Металась почерневшая
– Невдалый, опять дел натворил...
– А чо! Я ветеран, заслужил!
Игорь опускался и спивался.
Тихо сидя на своей тележке, ждал в углу пивной, пока оставят на столах недопитые кружки, подкатывал ловко к столикам и сливал недопитки в одну. Бывало, какой жальчивый мужик наливал стакан портюхи, бывало и водка перепадала. Насосавшись, вкривь и вкось, словом "неприлично", как он сам называл свою пьяную "походку", катился Игорь по тротуару и громким треснувшим голосом орал:
– На два отрезка разрезал жизнь мою.
Холодной острой бритвой Гиндукуш..., - или еще чаще:
– Батальонная разведка, мы скучаем очень редко,
Что ни день, то снова поиск, снова бой...
Его не трогали - калека - и, сочувственно смотрели вслед.
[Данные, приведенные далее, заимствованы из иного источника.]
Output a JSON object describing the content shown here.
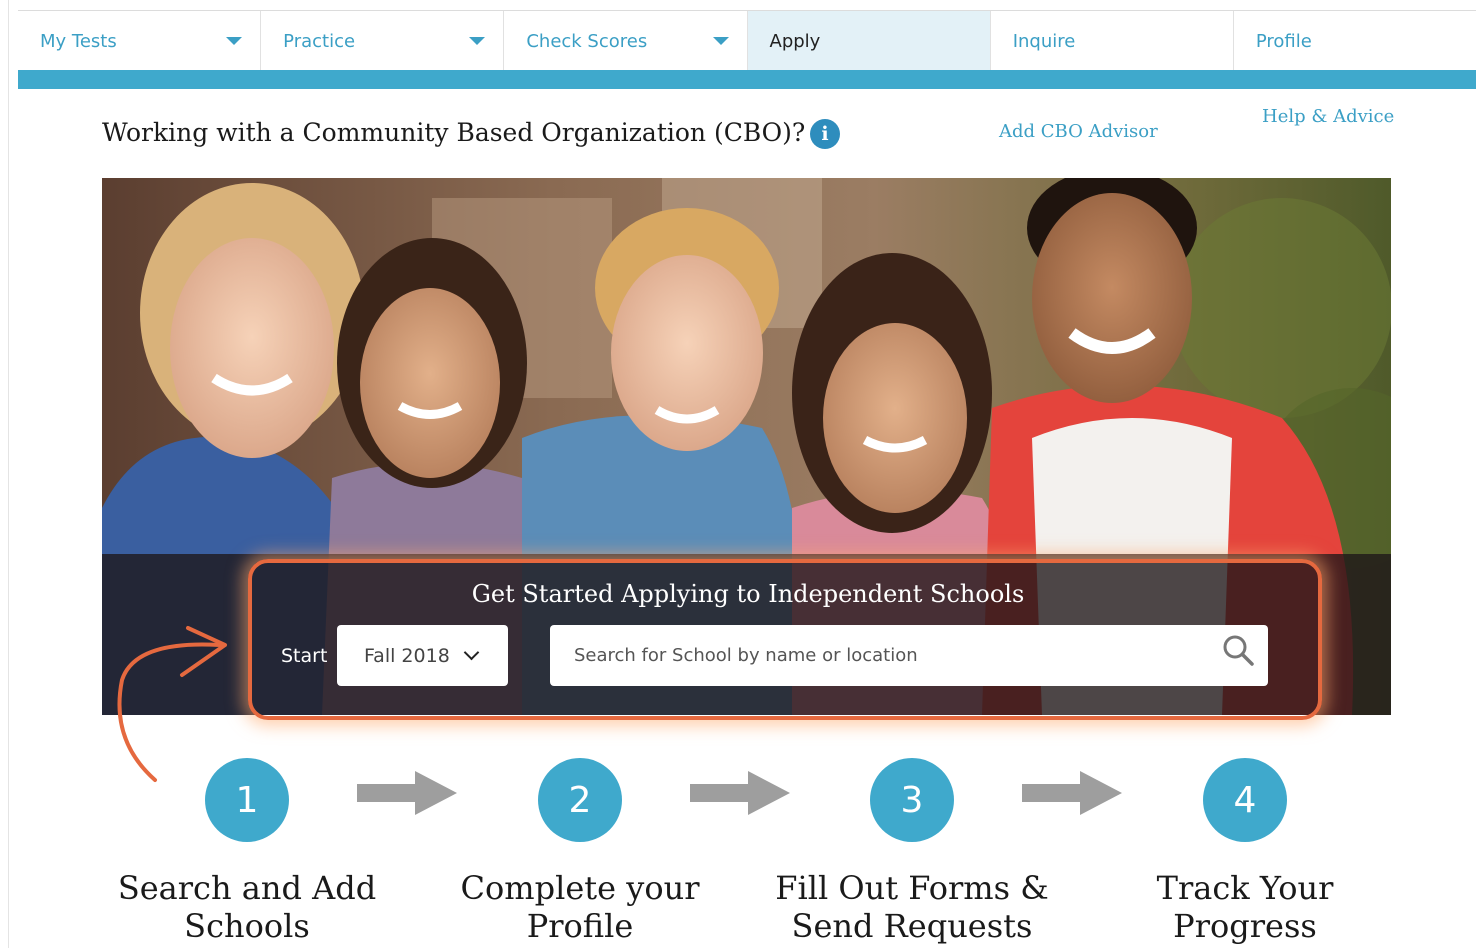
{
  "nav": {
    "tabs": [
      {
        "label": "My Tests",
        "dropdown": true,
        "active": false
      },
      {
        "label": "Practice",
        "dropdown": true,
        "active": false
      },
      {
        "label": "Check Scores",
        "dropdown": true,
        "active": false
      },
      {
        "label": "Apply",
        "dropdown": false,
        "active": true
      },
      {
        "label": "Inquire",
        "dropdown": false,
        "active": false
      },
      {
        "label": "Profile",
        "dropdown": false,
        "active": false
      }
    ]
  },
  "cbo": {
    "question": "Working with a Community Based Organization (CBO)?",
    "info_icon": "info-icon",
    "add_advisor_link": "Add CBO Advisor"
  },
  "help_link": "Help & Advice",
  "hero": {
    "cta_title": "Get Started Applying to Independent Schools",
    "start_label": "Start",
    "term_select_value": "Fall 2018",
    "search_placeholder": "Search for School by name or location",
    "search_icon": "search-icon",
    "highlight_color": "#e5693f"
  },
  "steps": [
    {
      "number": "1",
      "label_line1": "Search and Add",
      "label_line2": "Schools"
    },
    {
      "number": "2",
      "label_line1": "Complete your",
      "label_line2": "Profile"
    },
    {
      "number": "3",
      "label_line1": "Fill Out Forms &",
      "label_line2": "Send Requests"
    },
    {
      "number": "4",
      "label_line1": "Track Your",
      "label_line2": "Progress"
    }
  ],
  "colors": {
    "accent": "#3fa9cc",
    "link": "#3b9fc5",
    "active_tab_bg": "#e3f1f7",
    "highlight": "#e5693f"
  }
}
Дома мать отстегивала его бесчувственное тело, легко поднимала укороченного своего ребенка и, плача, укачивала его на коленях, сидя на старой металлической кровати.
Вызывающий отвращение и брезгливость видом и запахом Игорь перекочевал на железнодорожный вокзал. Собирал бутылки, опять же допивал из них, сдавал приемщику со служебного входа, для скорости, не по двенадцать, а по десять копеек, покупал дешевого вина и напивался, глуша, заливая страшную, не утихающую боль души, притупляя картину пыток, сотворенных над его товарищами и над ним, вечно стоящую перед глазами.
Если день был удачным, хмель притуплял, глушил воспоминания. Если охмелеть не удавалось, Игорь не покидал вокзал, пока не получалось "настрелять", выпросить мелочи на "бормотуху".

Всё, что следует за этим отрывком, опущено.